Many promoter regions of eucaryotic genes harbour a highly conserved AT-rich sequence at a distance of about 25 - 32 base pairs in front of the proper initiation point of the transcription, known as TATA-Box. It acts as a binding site for a transcriptional factor, the TATA-Box-binding protein. The specific binding of this protein to the DNA ensures a correct positioning of RNA-Polymerase II, that is required for the the transcrioption of protein-coding genes.

The change of an activity state can be induced by metabolites or nutriments (like, for example, a certain sugar). Comparable control mechanisms are also postulated for eucaryotes though they could not yet be proven to exist in detail (as they have for bacterial operons). Further details will be discussed when talking about differentiation, photomorphogenesis and hormone effects.

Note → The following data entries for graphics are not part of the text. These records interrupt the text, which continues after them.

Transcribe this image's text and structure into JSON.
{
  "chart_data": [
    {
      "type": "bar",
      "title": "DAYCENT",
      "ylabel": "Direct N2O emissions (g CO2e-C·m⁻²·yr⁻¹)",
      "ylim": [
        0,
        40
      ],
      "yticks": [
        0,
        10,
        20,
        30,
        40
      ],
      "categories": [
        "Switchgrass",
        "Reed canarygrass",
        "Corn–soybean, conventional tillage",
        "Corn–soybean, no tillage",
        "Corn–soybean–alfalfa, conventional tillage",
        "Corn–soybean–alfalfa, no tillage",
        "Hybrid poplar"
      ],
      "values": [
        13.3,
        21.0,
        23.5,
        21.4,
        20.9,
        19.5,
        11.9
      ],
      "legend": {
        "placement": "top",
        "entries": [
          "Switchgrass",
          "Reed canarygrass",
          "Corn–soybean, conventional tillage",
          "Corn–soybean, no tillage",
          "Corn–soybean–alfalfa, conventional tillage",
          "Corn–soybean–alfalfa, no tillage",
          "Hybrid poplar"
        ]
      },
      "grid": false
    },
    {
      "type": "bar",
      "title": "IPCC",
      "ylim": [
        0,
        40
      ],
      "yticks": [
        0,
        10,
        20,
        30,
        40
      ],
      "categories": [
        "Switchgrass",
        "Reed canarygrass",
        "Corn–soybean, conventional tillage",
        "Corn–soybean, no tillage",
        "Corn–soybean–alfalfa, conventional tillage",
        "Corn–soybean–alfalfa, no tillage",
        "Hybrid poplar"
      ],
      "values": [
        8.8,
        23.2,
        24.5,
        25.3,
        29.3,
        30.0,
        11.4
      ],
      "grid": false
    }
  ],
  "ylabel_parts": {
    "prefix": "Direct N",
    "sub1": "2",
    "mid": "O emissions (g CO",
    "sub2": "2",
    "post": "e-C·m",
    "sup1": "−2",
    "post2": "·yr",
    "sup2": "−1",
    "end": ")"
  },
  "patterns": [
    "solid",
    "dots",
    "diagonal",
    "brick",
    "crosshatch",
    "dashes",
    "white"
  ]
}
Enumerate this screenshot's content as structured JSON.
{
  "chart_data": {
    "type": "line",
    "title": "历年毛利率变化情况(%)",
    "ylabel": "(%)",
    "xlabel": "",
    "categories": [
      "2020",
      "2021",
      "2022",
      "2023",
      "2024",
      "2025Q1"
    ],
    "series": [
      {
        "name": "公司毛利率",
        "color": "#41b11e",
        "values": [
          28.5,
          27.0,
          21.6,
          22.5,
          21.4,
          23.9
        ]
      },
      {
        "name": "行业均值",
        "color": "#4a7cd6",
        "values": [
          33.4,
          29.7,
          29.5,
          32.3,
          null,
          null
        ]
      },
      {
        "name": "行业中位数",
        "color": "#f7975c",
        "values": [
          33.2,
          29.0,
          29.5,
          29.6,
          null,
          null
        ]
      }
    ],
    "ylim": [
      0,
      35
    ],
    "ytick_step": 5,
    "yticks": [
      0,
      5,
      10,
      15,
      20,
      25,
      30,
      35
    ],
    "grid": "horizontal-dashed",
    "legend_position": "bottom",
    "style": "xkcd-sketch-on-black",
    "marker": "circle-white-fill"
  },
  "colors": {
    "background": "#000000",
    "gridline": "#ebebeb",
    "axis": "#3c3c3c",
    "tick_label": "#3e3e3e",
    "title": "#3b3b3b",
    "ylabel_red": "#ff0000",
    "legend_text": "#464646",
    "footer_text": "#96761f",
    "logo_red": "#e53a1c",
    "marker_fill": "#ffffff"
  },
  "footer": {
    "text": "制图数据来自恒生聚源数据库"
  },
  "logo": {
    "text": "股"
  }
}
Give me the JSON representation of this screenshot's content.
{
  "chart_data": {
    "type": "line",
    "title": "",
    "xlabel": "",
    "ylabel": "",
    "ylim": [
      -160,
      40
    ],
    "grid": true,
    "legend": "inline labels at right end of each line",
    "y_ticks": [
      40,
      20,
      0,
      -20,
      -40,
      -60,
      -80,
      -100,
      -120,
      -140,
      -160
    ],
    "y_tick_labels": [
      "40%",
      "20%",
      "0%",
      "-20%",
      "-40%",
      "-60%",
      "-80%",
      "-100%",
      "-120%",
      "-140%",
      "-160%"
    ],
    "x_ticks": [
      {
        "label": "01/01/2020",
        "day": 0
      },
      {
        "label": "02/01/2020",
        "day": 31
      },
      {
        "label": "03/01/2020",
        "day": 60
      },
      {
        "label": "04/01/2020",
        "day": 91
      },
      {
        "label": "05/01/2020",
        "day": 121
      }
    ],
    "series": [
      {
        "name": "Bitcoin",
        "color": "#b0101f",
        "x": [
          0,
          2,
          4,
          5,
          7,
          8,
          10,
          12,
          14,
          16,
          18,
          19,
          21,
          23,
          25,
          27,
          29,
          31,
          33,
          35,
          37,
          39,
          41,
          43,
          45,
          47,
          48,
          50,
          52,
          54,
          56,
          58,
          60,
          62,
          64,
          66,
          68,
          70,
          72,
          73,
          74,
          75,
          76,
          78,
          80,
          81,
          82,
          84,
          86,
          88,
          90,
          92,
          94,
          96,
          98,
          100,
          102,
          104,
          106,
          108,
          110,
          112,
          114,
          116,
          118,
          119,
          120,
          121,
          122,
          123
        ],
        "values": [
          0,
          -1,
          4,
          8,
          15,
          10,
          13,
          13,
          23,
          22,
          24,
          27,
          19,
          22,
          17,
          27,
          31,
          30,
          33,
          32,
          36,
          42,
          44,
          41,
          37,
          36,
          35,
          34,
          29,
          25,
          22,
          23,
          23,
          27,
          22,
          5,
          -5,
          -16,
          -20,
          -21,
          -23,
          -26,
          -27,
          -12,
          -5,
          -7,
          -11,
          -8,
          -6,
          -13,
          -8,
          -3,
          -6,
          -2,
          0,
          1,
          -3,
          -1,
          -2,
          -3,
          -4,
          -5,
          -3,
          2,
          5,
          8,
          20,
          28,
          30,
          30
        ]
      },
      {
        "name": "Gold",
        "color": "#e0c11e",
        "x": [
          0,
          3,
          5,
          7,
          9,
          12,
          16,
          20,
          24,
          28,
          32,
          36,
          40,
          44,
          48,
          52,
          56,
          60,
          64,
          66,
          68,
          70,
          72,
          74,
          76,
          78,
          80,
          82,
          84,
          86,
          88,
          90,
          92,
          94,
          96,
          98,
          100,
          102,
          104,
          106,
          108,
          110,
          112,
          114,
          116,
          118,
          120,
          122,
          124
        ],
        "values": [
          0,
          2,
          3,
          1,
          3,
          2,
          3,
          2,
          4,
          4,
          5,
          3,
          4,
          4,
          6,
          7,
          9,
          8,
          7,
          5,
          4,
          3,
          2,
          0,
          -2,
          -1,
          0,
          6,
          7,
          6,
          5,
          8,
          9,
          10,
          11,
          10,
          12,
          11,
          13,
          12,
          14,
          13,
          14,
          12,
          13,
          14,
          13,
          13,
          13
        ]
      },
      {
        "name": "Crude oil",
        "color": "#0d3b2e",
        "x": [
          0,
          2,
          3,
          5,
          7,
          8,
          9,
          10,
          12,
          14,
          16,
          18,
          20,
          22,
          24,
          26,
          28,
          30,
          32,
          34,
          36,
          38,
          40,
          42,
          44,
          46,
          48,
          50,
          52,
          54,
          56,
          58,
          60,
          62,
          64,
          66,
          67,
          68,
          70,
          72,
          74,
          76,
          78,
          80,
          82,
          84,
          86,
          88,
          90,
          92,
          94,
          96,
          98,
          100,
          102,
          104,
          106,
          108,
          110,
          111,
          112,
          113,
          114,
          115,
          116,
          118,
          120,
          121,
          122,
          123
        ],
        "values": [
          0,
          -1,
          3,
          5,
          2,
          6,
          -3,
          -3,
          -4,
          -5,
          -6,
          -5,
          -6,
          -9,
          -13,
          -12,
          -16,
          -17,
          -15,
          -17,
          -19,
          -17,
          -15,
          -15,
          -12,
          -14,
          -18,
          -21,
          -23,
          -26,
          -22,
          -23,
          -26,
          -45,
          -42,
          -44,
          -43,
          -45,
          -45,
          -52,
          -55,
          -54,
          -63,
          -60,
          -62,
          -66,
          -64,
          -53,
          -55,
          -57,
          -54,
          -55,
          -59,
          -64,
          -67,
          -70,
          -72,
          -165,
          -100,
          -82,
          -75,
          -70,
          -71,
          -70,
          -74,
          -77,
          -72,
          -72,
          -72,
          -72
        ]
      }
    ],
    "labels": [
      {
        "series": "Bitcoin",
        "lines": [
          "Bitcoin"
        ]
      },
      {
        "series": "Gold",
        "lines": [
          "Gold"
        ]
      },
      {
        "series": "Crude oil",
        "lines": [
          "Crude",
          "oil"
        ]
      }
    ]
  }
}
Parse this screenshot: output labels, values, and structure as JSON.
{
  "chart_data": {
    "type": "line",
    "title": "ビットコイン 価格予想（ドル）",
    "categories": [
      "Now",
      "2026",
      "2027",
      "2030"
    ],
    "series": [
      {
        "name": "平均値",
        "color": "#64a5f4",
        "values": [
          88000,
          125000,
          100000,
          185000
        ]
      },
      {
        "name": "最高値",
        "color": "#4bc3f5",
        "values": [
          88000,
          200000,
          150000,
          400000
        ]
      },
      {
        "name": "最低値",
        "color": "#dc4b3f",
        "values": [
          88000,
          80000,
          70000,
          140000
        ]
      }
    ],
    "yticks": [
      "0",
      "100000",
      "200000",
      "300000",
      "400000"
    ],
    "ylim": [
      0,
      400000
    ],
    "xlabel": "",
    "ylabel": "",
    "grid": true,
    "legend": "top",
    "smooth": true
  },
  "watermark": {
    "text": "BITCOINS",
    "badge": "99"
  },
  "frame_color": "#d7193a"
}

Three different control mechanisms of gene regulation. It is distinguished between regulator genes (ochre) and structural genes (light blue). A group of structural genes is preceded by a promoter (green: starting site of the RNA polymerase) and an operator (o: binding site of a regulator). Upper pictures (A): Substrate-induced control of transcription. The repressor encoded by the regulator gene binds to o and prevents the transcription of the structural genes. It can be inactivated by a substrate thus allowing transcription (lilac line: newly synthesized RNA). The enzymes encoded by the structural genes are involved in the breakdown of the substrate (JACOB-MONOD-model). Pictures in the middle (B): An inactive inducer is encoded by the regulator gene. The transcription rate of the structural genes is low. The inducer is activated by a substrate, binds to the promoter and enhances thus the activity of the RNA-polymerase: The rate of transcription is increased. Lower pictures (C): The regulator gene encodes an active inducer, the transcription rate of the structural genes is high. The inducer is deactivated by the binding of a substrate molecule.